Not Alone, but Together

“You’re only one person, you know.”

Yes, I do know that – I am only one. I cannot inhabit two bodies at once. Though I fight with the passion of many, I only possess one heart. It encompasses the silent “thank you” uttered, as I quietly rush tissues to the brave Muslim girl in my class for speaking up about Charlie Hebdo. My heart is full of happiness and empathy, as I fold a paper crane for the lonely old man in the hospital. And yet, it also pumps anger through my veins, pounding to the cries of Ferguson and the deaths of transgender teens everywhere.

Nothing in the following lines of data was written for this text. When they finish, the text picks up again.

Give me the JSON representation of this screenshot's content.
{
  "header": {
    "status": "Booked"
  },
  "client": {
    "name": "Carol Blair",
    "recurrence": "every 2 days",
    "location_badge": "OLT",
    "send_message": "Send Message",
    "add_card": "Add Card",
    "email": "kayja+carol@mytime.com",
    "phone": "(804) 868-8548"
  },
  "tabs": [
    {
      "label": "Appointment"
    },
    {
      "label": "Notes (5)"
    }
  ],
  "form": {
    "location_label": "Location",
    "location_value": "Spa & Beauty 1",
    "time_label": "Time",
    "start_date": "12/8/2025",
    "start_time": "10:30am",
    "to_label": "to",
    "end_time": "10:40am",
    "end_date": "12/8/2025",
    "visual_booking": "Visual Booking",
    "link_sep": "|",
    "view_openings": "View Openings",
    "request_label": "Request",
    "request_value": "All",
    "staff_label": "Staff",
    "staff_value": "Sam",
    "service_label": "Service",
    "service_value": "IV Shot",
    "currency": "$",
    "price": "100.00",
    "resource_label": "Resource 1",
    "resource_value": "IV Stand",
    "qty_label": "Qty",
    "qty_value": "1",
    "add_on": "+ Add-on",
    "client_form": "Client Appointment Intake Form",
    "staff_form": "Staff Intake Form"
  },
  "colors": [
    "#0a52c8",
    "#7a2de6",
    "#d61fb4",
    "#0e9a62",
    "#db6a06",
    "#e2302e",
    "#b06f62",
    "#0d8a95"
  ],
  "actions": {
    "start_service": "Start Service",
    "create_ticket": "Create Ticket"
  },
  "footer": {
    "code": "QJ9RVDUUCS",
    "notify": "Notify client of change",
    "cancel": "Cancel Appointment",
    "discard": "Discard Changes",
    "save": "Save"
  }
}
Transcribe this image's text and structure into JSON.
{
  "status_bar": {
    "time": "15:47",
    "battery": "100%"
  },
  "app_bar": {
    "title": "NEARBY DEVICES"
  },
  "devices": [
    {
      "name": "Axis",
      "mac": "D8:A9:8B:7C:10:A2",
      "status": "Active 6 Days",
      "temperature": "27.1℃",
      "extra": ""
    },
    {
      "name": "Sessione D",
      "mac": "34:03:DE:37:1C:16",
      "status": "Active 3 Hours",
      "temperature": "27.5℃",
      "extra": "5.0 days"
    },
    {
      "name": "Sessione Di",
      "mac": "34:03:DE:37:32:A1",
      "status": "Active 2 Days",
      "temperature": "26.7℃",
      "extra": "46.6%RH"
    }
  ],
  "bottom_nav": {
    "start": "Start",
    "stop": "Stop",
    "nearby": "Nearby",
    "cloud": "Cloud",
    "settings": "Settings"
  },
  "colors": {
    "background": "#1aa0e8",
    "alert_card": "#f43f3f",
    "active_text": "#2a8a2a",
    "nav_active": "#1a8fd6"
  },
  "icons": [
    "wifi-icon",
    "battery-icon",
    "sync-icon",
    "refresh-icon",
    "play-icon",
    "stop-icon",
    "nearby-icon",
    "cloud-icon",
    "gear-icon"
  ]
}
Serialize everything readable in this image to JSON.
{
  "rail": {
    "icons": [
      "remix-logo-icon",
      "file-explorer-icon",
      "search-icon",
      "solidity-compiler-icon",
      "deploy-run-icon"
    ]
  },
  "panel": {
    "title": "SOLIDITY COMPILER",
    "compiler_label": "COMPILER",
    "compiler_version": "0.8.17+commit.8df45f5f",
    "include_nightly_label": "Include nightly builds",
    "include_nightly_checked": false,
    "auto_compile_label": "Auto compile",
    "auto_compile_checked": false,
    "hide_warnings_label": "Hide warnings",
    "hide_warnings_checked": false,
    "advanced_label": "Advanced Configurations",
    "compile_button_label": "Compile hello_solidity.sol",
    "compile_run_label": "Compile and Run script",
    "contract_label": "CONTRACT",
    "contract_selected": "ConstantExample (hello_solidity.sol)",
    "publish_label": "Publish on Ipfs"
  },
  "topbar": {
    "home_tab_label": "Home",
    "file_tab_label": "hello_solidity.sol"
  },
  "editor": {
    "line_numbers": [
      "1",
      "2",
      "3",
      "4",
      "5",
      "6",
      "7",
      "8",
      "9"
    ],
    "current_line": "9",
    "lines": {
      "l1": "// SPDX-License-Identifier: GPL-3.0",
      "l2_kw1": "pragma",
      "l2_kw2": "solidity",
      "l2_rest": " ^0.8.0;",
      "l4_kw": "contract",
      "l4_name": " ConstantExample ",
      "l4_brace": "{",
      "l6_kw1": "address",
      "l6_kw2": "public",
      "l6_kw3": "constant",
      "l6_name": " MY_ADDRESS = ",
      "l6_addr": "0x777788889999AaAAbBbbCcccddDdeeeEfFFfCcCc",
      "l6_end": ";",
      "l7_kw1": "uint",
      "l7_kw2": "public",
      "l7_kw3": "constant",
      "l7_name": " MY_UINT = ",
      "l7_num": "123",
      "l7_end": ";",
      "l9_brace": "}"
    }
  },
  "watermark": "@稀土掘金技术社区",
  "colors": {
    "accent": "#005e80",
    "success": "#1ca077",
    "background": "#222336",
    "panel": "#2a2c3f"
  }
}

As for my brain, for all the knowledge and news that it can absorb, it is only one. My mind takes me far and wide, learning about different cultures and how to respect them, and it eagerly analyzes the reasons for social injustice. By themselves, my heart and my brain would just be pathetic piles of cells. But together, my heart pumps the blood of life throughout me and fuels my brain. Together, my heart gives me the passion to fight, and my mind provides the battle plan. Together – my heart, brain, and I – we take action for what we believe in.

You sigh, and shake your head. “You can’t do everything. What do you expect to do by yourself?” you ask.

And I say, “Nothing spectacular.”

It’s true. Winning the war against sexism and racism, when it has been so deeply ingrained in our society? When women cannot walk down a street without fear? When black people are being killed unjustly by police every day? When transgender people feel compelled to take their lives, because they see no other choice? It is an infinitesimal possibility to defeat everything, if I am by myself.

Alone, I might be able to explain to a few friends the history behind certain racial slurs against black people and Romani people, for example. But alone, I do not have the knowledge, fame, or oratory powers to sway world leaders with my words. To a few understanding people, or even to not-so-understanding people, I am willing to call people out on their racist comments against minorities. But I cannot educate every person about white privilege, nor can I convince everyone to believe me, either – at least not alone.

But I am not alone. “You see,” I say, “I may be just a person, but an army is just a large group, made up of individual people. And a war is not won in just one battle.”

Indeed, the fight would not be the same without one person or the other, for each person has something unique to bring to the table. There is strength to be had in numbers, and when we work together, we can all dedicate our efforts. I believe that the individual battles that we fight contribute to the overall effort. For example, even a small explanation of marginalized sexualities, like asexuality and pansexuality, equips more people with knowledge that they can use to help others. The more people that are aware, the stronger that the LGBTQ movement grows. When Eric Garner died in New York City, one person’s shouts turned into a chorus demanding for change, as they lied “dead” in the streets and marched for justice. In conjunction with Ferguson’s movement, awareness and anger for police brutality spread. War started. With it came change, in the form of legislation – all of this starting from one battle.

Just like our body parts, we are more efficient together. Together, we are doing something, as opposed to doing nothing against the oppressive structures that society has built up. I am doing something. Inaction is taking the side of the oppressors, for it does nothing to curb their powers. So when you tell me, “You can’t do everything,” this is what I have to say to you. I may not be able to take on the world, but as long as I am able to take action, I will not refuse to do something that I can do.